On Thu, May 14, 2020 at 5:15 PM David Feuer <david.feuer at gmail.com> wrote:

> That doesn't look like it works on infinite lists.
>
> On Thu, May 14, 2020, 8:09 PM Ryan Reich <ryan.reich at gmail.com> wrote:
>
>> Hopefully I'm not fooling myself...how about this?
>>
>> ---
>> transpose :: [[a]] -> [[a]]
>> transpose [] = []
>> transpose (r1 : rrest) = zipWith' (:) (:[]) id r1 (transpose rrest)
>>
>> zipWith' :: (a -> b -> c) -> (a -> c) -> (b -> c) -> ([a] -> [b] -> [c])

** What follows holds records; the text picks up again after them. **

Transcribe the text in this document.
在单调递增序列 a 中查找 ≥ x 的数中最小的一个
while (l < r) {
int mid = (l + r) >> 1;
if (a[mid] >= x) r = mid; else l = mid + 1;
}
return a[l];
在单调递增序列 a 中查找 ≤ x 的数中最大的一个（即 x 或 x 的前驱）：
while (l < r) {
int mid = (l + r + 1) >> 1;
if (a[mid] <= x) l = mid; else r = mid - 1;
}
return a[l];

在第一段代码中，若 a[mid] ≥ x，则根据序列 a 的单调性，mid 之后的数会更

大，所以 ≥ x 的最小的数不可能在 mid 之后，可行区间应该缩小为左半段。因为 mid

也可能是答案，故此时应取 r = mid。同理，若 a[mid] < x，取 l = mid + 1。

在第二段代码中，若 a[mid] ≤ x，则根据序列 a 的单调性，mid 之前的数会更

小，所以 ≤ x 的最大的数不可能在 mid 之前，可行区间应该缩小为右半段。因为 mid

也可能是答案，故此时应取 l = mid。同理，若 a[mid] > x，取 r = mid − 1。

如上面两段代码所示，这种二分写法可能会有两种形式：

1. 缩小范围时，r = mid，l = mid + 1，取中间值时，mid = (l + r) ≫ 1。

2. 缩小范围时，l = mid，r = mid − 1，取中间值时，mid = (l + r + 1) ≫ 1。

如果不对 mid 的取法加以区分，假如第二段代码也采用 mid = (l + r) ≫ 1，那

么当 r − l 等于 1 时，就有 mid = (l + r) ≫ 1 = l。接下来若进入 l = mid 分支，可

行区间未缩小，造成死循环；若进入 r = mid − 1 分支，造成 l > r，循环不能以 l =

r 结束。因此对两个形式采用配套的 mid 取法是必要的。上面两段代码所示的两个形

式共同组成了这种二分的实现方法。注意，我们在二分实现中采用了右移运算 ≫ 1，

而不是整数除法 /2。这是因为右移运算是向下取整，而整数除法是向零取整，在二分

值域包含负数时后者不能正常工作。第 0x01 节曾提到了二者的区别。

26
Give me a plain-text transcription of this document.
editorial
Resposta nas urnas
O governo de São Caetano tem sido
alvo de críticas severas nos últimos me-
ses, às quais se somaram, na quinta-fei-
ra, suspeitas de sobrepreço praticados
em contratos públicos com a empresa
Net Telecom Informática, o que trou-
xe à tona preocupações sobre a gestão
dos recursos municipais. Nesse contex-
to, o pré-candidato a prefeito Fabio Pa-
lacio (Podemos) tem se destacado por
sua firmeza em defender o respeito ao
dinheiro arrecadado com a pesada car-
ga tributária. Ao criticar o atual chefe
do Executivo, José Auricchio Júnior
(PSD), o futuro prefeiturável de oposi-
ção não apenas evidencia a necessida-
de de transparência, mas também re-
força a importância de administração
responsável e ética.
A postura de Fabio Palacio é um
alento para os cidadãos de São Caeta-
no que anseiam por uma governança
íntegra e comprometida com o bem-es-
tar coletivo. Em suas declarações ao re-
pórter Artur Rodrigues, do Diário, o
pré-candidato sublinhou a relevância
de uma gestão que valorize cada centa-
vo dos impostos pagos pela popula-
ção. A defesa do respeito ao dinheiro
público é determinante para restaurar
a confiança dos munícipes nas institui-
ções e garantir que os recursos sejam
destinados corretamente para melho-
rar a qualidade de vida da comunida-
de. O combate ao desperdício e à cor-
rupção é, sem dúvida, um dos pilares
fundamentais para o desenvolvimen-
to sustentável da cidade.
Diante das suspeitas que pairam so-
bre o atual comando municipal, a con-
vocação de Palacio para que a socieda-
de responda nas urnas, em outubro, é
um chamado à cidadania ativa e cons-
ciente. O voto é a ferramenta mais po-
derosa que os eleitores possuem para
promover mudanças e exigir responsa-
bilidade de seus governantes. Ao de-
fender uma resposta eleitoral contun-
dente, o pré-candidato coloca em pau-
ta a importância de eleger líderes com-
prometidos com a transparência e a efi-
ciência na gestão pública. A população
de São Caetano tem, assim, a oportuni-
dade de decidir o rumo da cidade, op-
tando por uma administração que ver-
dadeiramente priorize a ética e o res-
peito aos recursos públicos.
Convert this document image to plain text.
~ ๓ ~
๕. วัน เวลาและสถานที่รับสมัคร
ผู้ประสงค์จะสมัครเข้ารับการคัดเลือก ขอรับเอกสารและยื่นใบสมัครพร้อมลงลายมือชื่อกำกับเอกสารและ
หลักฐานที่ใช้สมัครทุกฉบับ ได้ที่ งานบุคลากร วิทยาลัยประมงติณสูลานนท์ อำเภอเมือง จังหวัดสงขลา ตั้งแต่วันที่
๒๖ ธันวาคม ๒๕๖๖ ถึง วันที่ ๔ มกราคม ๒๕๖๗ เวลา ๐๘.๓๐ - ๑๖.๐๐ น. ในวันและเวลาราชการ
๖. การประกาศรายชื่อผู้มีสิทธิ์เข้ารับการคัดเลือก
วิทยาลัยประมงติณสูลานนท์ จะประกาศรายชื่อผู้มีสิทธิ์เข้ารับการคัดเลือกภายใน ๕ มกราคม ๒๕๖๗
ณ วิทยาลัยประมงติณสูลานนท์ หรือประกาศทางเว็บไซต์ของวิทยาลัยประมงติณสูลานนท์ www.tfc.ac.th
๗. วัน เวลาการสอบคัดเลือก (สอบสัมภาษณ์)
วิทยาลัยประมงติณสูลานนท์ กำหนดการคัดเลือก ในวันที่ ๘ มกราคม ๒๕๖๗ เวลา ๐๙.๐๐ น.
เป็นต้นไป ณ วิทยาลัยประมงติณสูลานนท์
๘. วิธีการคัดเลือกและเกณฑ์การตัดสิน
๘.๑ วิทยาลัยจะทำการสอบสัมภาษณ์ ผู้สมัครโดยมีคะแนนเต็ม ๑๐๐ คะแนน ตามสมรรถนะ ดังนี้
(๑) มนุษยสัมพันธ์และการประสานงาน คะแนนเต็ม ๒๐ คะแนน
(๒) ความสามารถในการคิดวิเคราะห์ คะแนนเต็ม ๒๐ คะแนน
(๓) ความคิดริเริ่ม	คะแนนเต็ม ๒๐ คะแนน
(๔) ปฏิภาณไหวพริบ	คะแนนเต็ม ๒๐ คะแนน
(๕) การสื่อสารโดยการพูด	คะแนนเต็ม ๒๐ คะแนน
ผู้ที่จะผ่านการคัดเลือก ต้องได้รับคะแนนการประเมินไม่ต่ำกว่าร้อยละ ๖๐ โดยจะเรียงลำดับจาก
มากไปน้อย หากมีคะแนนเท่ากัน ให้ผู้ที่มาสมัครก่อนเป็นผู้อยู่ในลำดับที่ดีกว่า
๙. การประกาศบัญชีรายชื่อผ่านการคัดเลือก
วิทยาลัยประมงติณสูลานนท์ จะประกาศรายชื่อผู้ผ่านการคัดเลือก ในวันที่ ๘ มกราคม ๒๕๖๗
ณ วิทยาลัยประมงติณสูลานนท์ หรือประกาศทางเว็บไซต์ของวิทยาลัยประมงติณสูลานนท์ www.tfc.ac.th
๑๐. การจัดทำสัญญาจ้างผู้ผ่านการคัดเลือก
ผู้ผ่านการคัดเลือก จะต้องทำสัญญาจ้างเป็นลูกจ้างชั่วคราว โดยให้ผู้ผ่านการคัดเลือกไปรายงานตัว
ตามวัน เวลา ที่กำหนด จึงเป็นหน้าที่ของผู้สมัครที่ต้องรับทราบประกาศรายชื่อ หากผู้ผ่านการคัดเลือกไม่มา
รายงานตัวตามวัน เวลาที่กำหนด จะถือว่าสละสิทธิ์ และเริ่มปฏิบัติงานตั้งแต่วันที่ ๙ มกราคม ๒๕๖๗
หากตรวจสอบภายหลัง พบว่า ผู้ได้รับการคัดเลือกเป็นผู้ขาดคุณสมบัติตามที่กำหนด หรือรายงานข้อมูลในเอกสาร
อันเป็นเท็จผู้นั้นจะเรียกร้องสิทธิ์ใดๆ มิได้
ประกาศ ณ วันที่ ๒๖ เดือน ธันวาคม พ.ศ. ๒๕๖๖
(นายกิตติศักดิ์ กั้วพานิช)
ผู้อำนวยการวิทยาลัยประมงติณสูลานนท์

>> zipWith' _ _ fb [] bs = fb <$> bs
>> zipWith' _ fa _ as [] = fa <$> as
>> zipWith' f fa fb (a : as) (b : bs) = f a b : zipWith' f fa fb as bs
>>
>> main = do
>>   mapM_ (print . transpose)
>>     [
>>       [[1,2,3]],
>>       [[1,2,3],[4,5,6]],
>>       [[1,2,3],[4,5,6],[7,8,9]],
>>       [[10,11],[20],[],[30,31,32]]
>>     ]
>> ---
>>
>> I see the output:
>> ---
>> [[1],[2],[3]]
>> [[1,4],[2,5],[3,6]]
>> [[1,4,7],[2,5,8],[3,6,9]]
>> [[10,20,30],[11,31],[32]]
>> ---
>>
>> which is correct (the last example is the one from the haddocks).
>>
>> I was concerned that the definition of zipWith' (which is akin to the Map
>> function unionWith) is not compatible with the build/fold fusion rule, but
>> the implementation of zipWith itself is basically the same.
>>
>> Ryan
>>
>> On Thu, May 14, 2020 at 1:17 PM David Feuer <david.feuer at gmail.com>
>> wrote:
>>
>>> Right. I still think it might be the right thing to do, though. I'm not
>>> a big fan of general-purpose library functions that have any unnecessary
>>> memory leak hazard. The biggest counterargument is that real code is
>>> unlikely to run into that problem.
>>>
>>> On Thu, May 14, 2020, 3:35 PM Ryan Reich <ryan.reich at gmail.com> wrote:
>>>
>>>> My suggestion was much less sophisticated even than that, and is
>>>> basically what David answered with fusion. Also according to his answer,
>>>> the original code of transpose lacks the laziness that unzip's actual
>>>> implementation would provide.
>>>>
>>>> I think what that means is that his concern over allocating extra pairs
>>>> is about the ones created internally by unzip when it builds the lazy
>>>> heads-and-tails accessors.
>>>>
>>>> On Thu, May 14, 2020, 03:27 Andreas Abel <andreas.abel at ifi.lmu.de>
>>>> wrote:
>>>>
>>>>> On 2020-05-13 22:27, Ryan Reich wrote:
>>>>> > Why not just inline the definition of unzip and hand-optimize away
>>>>> the
>>>>> > pairs?
>>>>>
>>>>> Isn't this what the original code of transpose is doing?
>>>>>
>>>>> > On Tue, May 12, 2020, 10:24 David Feuer <david.feuer at gmail.com
>>>>> > <mailto:david.feuer at gmail.com>> wrote:
>>>>> >
>>>>> >     Also, the more eager list allocation can increase residency, but
>>>>> I
>>>>> >     don't think it can cause a leak.
>>>>> >
>>>>> >     On Tue, May 12, 2020, 9:48 AM David Feuer <david.feuer at gmail.com
>>>>> >     <mailto:david.feuer at gmail.com>> wrote:
>>>>> >
>>>>> >         The cost of allocating the extra pairs.
>>>>> >
>>>>> >         On Tue, May 12, 2020, 5:11 AM Andreas Abel
>>>>> >         <andreas.abel at ifi.lmu.de <mailto:andreas.abel at ifi.lmu.de>>
>>>>> wrote:
>>>>> >
>>>>> >               > I don't know how much that'll cost in practice.
>>>>> >
>>>>> >             What costs are you worried about?
>>>>> >
>>>>> >             On 2020-05-12 00:08, David Feuer wrote:
>>>>> >              > In Data.List, we define
>>>>> >              >
>>>>> >              > transpose :: [[a]] -> [[a]]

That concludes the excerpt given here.